NbN Based Superconducting Josephson Phase Qubit with AlN Tunnel Barrier

The superconducting Josephson phase qubit device was fabricated by a NbN/AlN-based technology with the goal to carry out the spectroscopy of parasitic quantum two-level systems (TLSs) in the AlN tunnel barrier by combining qubit spectroscopy with mechanical strain tuning. So far all existing results on TLS spectroscopy have been obtained on Al-based Josephson qubits and thus only TLSs in amorphous aluminum oxide barriers were studied. Understanding the physics of TLS and TLS-induced decoherence requires a study of individual TLSs in tunnel barriers made from different materials. The layout of the NbN/AlN device was optimized to improve the magnetic flux coupling between the flux bias coil and the qubit loop and to minimize the unwanted coupling to the dc-readout SQUID. The area of the SiO insulation under wiring layer was made as small as possible in order to decrease the number of TLSs which can contribute to the suppression of the coherence time.

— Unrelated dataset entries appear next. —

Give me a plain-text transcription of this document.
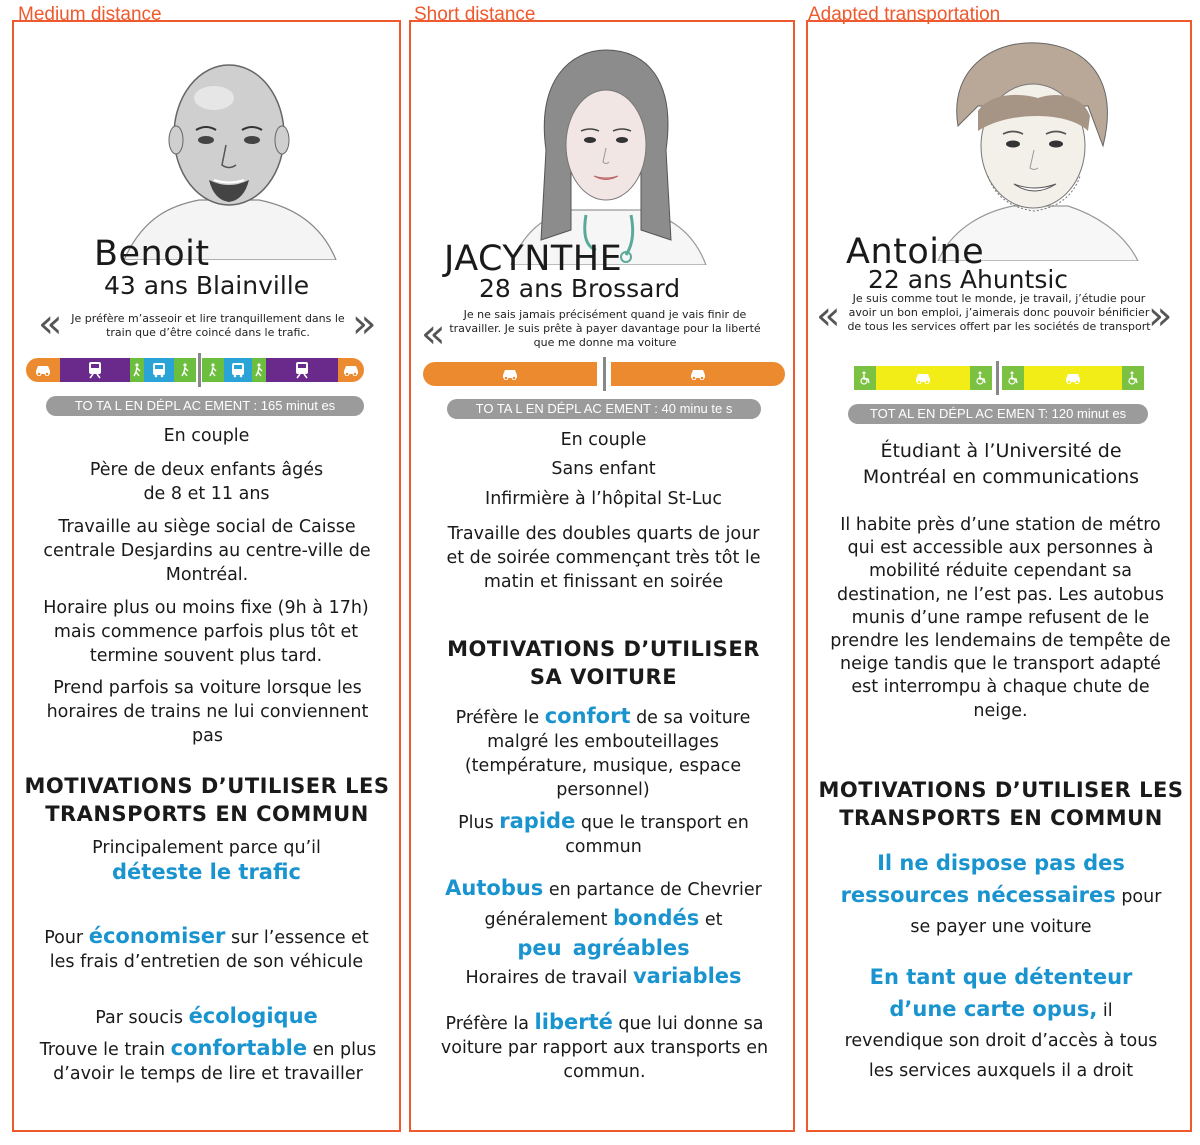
Medium distance
Benoit
43 ans Blainville
« Je préfère m’asseoir et lire tranquillement dans le train que d’être coincé dans le trafic.	»
TO TA L EN DÉPL AC EMENT : 165 minut es
En couple
Père de deux enfants âgés de 8 et 11 ans
Travaille au siège social de Caisse centrale Desjardins au centre-ville de Montréal.
Horaire plus ou moins fixe (9h à 17h) mais commence parfois plus tôt et termine souvent plus tard.
Prend parfois sa voiture lorsque les horaires de trains ne lui conviennent pas
MOTIVATIONS D’UTILISER LES TRANSPORTS EN COMMUN
Principalement parce qu’il
déteste le trafic
Pour économiser sur l’essence et les frais d’entretien de son véhicule
Par soucis écologique
Trouve le train confortable en plus d’avoir le temps de lire et travailler
Short distance
JACYNTHE
28 ans Brossard
«	Je ne sais jamais précisément quand je vais finir de travailler. Je suis prête à payer davantage pour la liberté que me donne ma voiture
TO TA L EN DÉPL AC EMENT : 40 minu te s
En couple
Sans enfant
Infirmière à l’hôpital St-Luc
Travaille des doubles quarts de jour et de soirée commençant très tôt le matin et finissant en soirée
MOTIVATIONS D’UTILISER SA VOITURE
Préfère le confort de sa voiture malgré les embouteillages (température, musique, espace personnel)
Plus rapide que le transport en commun
Autobus en partance de Chevrier généralement bondés et peu agréables
Horaires de travail variables
Préfère la liberté que lui donne sa voiture par rapport aux transports en commun.
Adapted transportation
Antoine
22 ans Ahuntsic
«	Je suis comme tout le monde, je travail, j’étudie pour avoir un bon emploi, j’aimerais donc pouvoir bénificier de tous les services offert par les sociétés de transport
»
TOT AL EN DÉPL AC EMEN T: 120 minut es
Étudiant à l’Université de Montréal en communications
Il habite près d’une station de métro qui est accessible aux personnes à mobilité réduite cependant sa destination, ne l’est pas. Les autobus munis d’une rampe refusent de le prendre les lendemains de tempête de neige tandis que le transport adapté est interrompu à chaque chute de neige.
MOTIVATIONS D’UTILISER LES TRANSPORTS EN COMMUN
Il ne dispose pas des ressources nécessaires pour se payer une voiture
En tant que détenteur d’une carte opus, il revendique son droit d’accès à tous les services auxquels il a droit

The NbN/AlN Josephson phase qubit was tested in a 3He/4He dilution refrigerator at a temperature of about 60 mK by measuring Rabi oscillations and the energy relaxation time TD. Rabi oscillations had a mean decay time of about of 3-5 ns. We performed systematic studies of TD by varying the power and duration of a resonant microwave pulse. We observe a large enhancement of the qubit's relaxation time for longer microwave pulses. We explain this effect by microwave induced suppression of spontaneous qubit emission.